I felt a bite that meant business. The stiff rod bent over immediately. I pulled hard and tried to keep reeling as I was instructed, but this fish ignored the suggestion. It went where it wanted and took out line. It felt like there was a car on the line, and not a Camry, more like a Dodge Charger or one of those 2 story dump trucks they use on the Iron Range. The virtual stalemate went on for minutes, but seemed like hours. Slowly I gained a bit more line then it took out and eventually worked the monster up near the surface. No fish is compliant at this point in the process. It is the point in any fight when you can almost hear the fish repeat its self-affirmations aloud and resolve to fight with new found energy. It was not a fish. The boat captain saw it identified it at a large sandbar shark, which are estimated to be 6’ long and weigh 100-200 pounds. I felt it pull its hardest yet and then it was gone. Moments before the line broke, Jeff recorded this short video along with the standard issue “ridicule” at my expense. The captain claimed that since I had reeled it all the way up to the sinker (we had 6’ leaders beyond that), it is counted as a ‘catch’. I don’t know about that? In the fog of war, I don’t know how far in it was. All I could do was hang on to the rod and try to stay in the boat. I don’t think the shark ever broke the surface. I never saw it. The Captain said they would have cut the line anyway. They don’t take large sharks on board the boat. According to my Youtube research later, that’s a good policy. When it was over I was totally spent. My arms arched and were sore for a couple of days after. Unforgettable! A big thank you to Jeff for having the foresight to film it.

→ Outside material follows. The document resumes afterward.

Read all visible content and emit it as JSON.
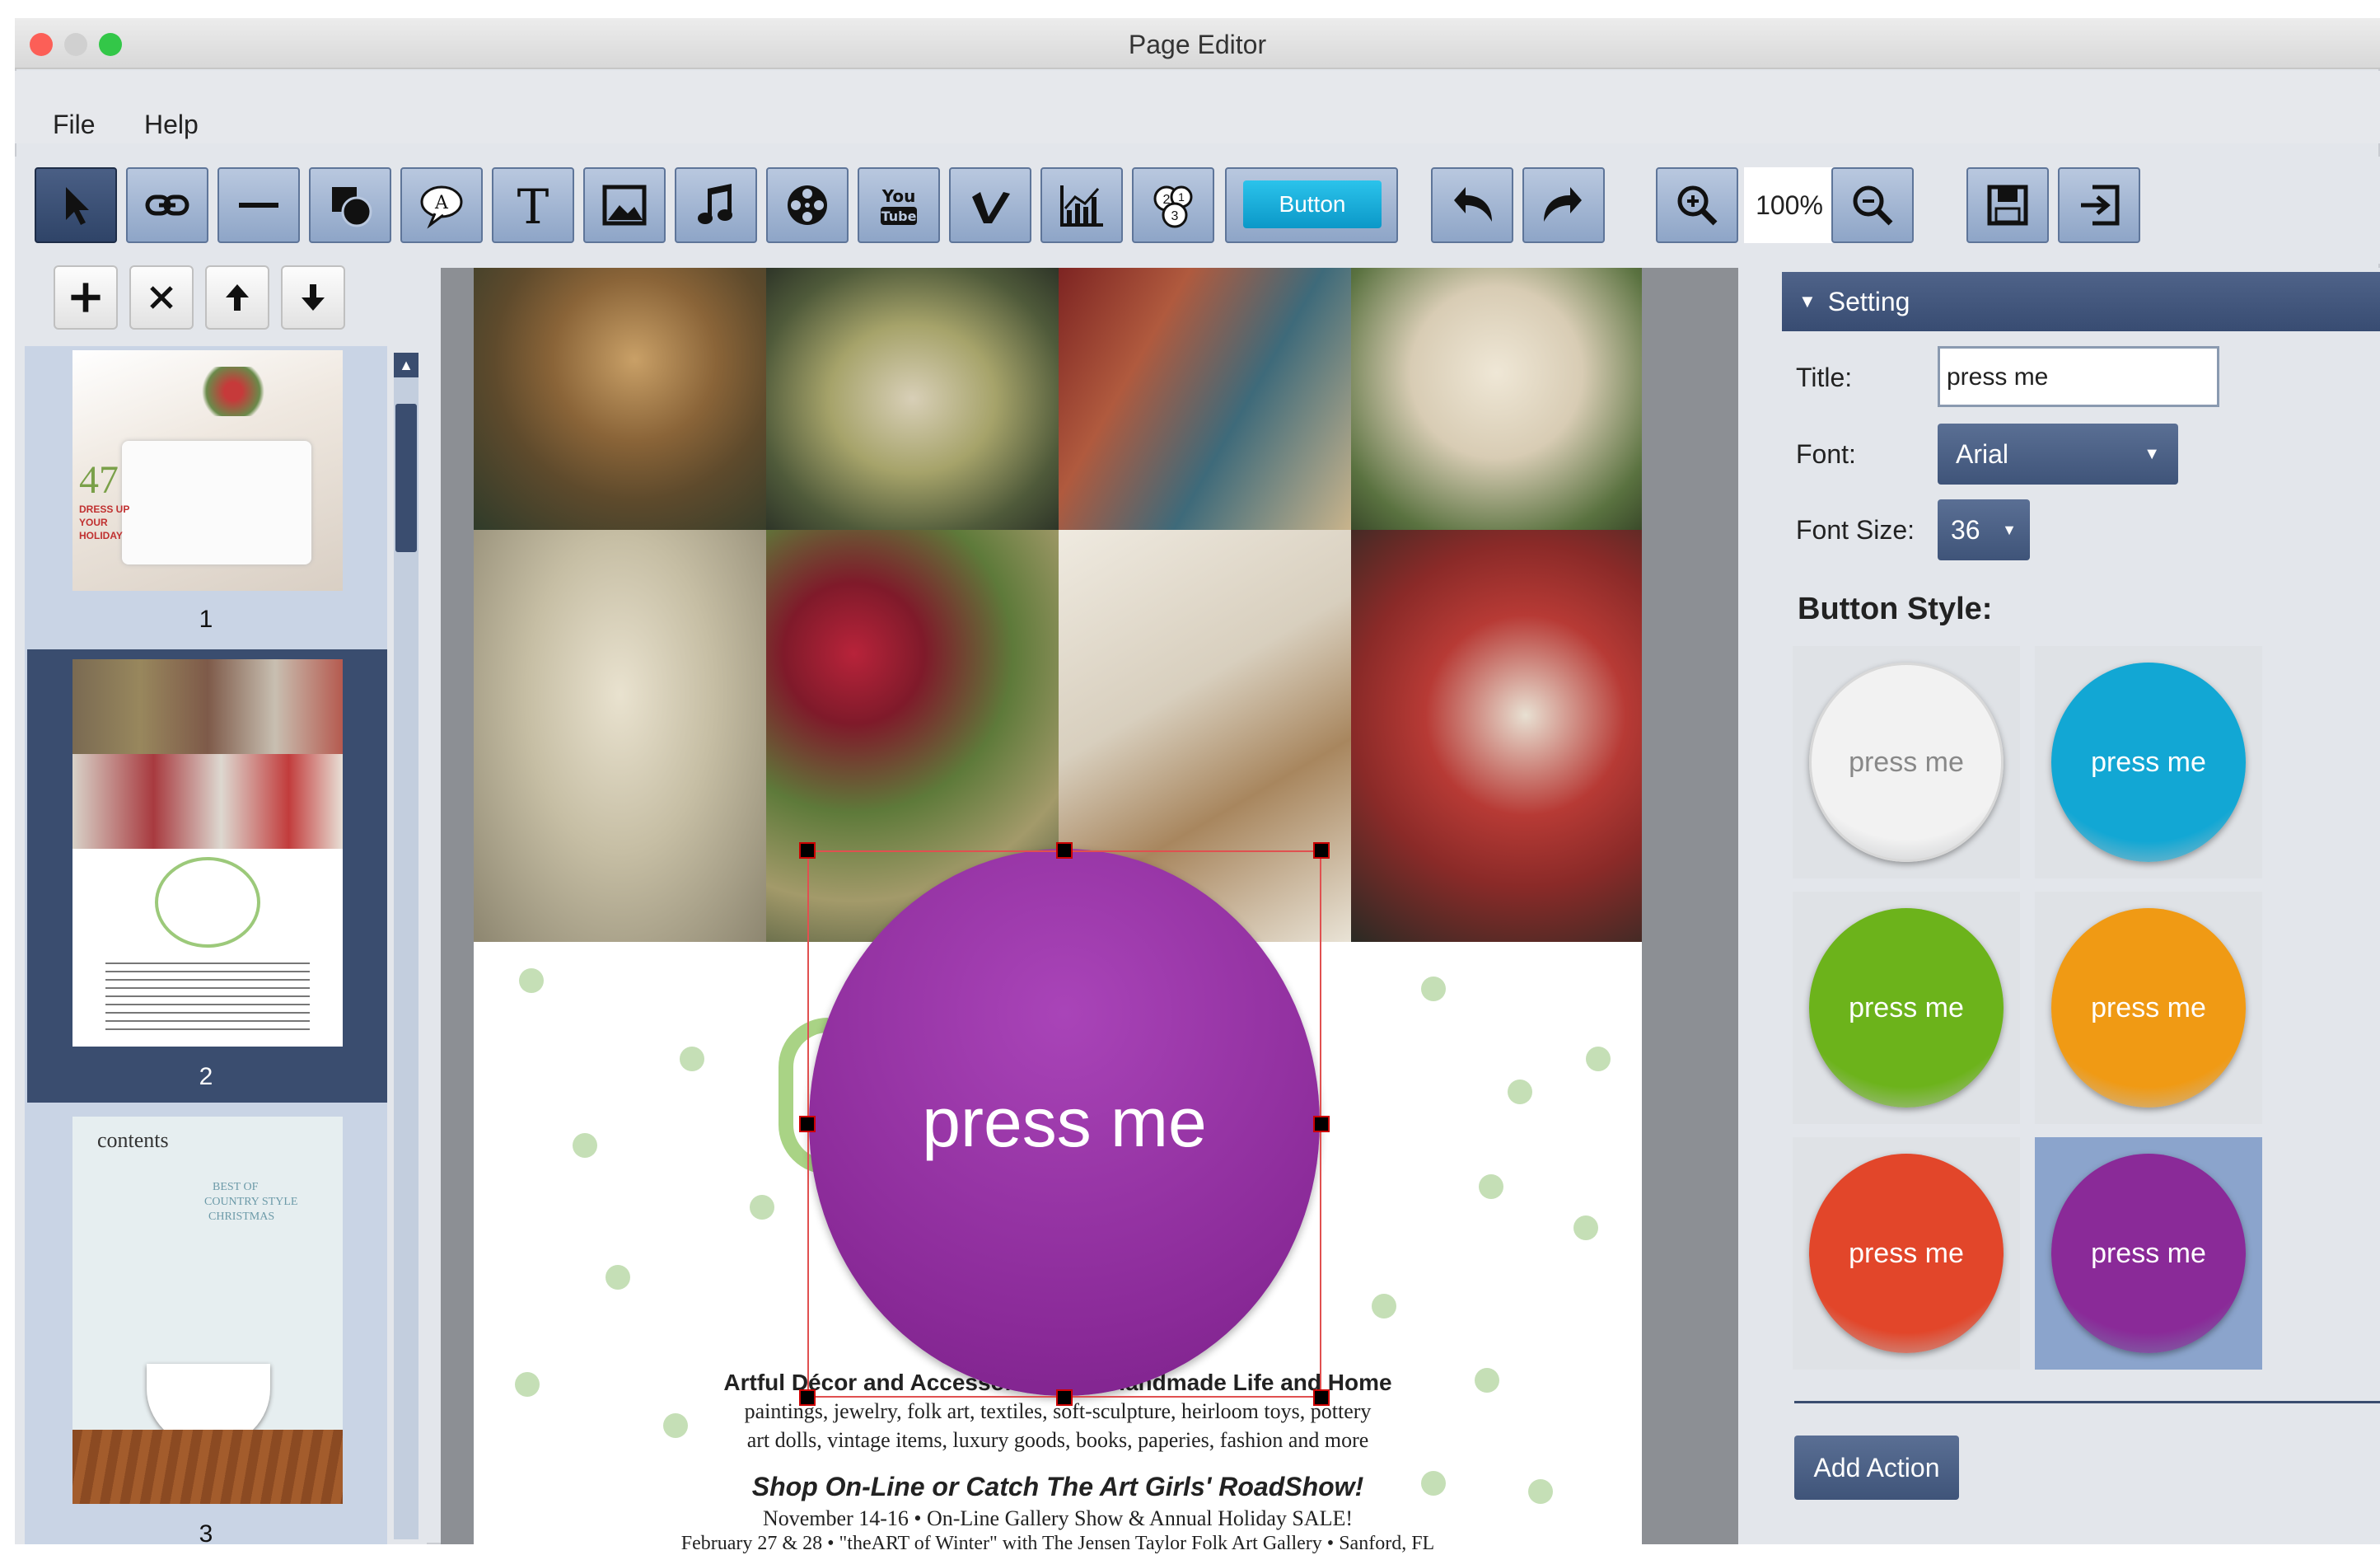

Out at sea, we saw a few Northern Gannets. The only new bird for the year was a distant Jaeger chasing a Laughing Gull. I could not determine if it was a Parasitic Jaeger or Pomarine Jaeger. Both are known to be in this area. Technical note on bird list: While I have found Mute Swan, Indian Peafowl, and Yellow-crowned Parrot in Florida, I am not counted them at this time. Although 2 are on the official American Birding Associations (ABA) official species list, they are not on the official Florida Ornithological Society (FOS) checklist. These species are established in Florida from escaped domestic birds but have not established wild populations here long enough or large enough to be considered truly wild at this time. Due to the ABA - FOS list conflict, I am not counting them on my lists at this time.